The city, which is known as the first entry point from the Caucasus to Anatolia, is home to numerous works of Islamic architecture from the 11th and 12th centuries.
Since the day it was founded, the city has been home to several civilizations, 23 in fact – from the Sassanid and Byzantine Empires, to the Seljuks and the Ottoman Empire – and it was conquered on Aug. 16, 1064, by Sultan Alp Arslan, the second and arguably the greatest sultan of the Seljuk Empire.
Ani also hosts several priceless historical structures and cultural treasures, with a diverse catalog of religious structures such as mosques, churches and cathedrals, each with its own unique architectural beauty and historical value.
Excavations, with a team of 35 members, have been continuing around 25 important structures that are still standing, which include the city walls, a mosque, cathedral, palace, church, monastery, Turkish bath, bridge and a partially destroyed enclosed passage.
Muhammet Arslan, head of the Art History Department of Kafkas University’s Faculty of Arts and Sciences, said that the excavations were being carried out with a team of 12 universities.
“Excavations continue in different areas,” Arslan said and added, “These efforts continue in the Seljuk bazaar, Seljuk mansions, Seljuk great bath and also in the cemetery.”
Arslan noted that apart from the excavations there were also ongoing efforts for the preservation of the historical artifacts. “We have started the conservation work, especially in the Seljuk bazaar. In addition, we are carrying out some studies for the conservation of the artifacts we have unearthed,” he said.
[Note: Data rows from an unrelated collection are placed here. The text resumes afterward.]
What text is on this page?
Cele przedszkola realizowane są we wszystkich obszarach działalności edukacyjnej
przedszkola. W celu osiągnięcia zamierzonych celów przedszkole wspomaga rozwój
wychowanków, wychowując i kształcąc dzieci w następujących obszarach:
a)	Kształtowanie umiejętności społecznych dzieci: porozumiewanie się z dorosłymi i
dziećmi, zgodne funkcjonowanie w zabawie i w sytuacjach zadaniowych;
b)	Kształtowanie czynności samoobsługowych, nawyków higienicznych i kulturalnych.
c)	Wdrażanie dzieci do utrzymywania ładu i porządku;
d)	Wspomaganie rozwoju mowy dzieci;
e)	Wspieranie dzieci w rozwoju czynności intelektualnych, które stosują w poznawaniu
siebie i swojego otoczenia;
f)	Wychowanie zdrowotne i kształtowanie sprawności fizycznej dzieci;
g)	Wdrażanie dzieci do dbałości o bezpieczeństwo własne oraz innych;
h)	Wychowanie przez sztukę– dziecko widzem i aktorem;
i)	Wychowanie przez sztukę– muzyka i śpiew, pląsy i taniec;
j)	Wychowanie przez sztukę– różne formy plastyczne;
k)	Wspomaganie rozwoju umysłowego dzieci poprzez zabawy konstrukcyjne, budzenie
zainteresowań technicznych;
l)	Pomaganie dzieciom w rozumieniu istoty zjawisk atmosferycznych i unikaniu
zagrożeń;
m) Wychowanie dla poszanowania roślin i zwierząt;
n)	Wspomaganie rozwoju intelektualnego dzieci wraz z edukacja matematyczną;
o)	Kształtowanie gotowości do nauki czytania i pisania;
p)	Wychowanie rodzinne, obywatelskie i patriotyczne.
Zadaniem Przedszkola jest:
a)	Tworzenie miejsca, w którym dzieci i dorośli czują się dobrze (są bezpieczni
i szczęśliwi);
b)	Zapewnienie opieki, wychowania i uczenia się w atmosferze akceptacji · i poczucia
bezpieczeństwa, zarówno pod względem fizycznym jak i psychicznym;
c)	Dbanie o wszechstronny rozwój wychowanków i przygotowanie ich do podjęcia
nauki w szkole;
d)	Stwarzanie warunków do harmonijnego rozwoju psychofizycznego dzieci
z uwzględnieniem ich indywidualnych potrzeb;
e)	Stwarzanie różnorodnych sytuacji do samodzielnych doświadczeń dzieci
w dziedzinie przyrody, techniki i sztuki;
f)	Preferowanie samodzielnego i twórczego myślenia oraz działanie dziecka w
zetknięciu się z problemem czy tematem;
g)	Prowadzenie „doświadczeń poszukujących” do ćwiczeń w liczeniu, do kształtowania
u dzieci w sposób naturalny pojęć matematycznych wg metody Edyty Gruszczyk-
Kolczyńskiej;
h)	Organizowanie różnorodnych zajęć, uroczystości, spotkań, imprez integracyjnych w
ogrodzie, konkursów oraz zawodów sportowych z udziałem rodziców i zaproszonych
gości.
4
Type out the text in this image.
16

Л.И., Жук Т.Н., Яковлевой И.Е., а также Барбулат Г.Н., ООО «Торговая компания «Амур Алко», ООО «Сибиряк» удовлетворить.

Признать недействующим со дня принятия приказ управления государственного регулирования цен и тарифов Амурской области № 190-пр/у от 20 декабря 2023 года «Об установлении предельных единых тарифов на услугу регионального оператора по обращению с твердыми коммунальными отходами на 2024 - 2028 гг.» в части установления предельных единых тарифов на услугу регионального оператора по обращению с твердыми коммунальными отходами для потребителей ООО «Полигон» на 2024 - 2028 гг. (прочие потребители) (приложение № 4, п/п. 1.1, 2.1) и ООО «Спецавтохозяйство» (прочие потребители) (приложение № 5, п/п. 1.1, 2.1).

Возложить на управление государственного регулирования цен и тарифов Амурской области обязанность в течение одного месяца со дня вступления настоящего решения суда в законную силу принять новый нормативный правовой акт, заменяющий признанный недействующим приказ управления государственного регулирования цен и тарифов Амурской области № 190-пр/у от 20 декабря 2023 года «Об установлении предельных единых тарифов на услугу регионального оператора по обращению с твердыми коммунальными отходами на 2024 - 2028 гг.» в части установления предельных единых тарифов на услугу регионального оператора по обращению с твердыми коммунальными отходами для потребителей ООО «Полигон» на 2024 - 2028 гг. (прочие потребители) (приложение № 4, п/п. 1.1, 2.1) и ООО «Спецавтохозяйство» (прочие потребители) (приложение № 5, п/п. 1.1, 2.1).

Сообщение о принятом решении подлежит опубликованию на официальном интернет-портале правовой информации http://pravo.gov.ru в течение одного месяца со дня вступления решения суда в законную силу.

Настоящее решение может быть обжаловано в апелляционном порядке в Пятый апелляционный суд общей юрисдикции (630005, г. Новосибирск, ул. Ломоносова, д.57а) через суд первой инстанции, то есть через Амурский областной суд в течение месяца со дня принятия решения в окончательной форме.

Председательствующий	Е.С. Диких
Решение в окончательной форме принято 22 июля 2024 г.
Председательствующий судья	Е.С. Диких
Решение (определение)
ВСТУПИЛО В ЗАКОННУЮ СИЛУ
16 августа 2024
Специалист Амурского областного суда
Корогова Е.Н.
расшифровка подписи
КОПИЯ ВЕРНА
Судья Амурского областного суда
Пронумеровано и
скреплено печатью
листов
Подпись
Arslan stated tourism in the region had gained a substantial rise with the inclusion of the Ani Ruins in the UNESCO World Heritage List.
“Ani is one of the most important cities of the Middle Ages and it is also a site on the UNESCO World Heritage List. The tourism potential of this location is quite high. We are continuing our excavation works in order to reveal this potential, to take it further and to accelerate this potential,” Arslan said.
“With both our excavations and restoration works, a tourism base will actually be formed and will contribute to the development of the tourism potential of the city,” he added.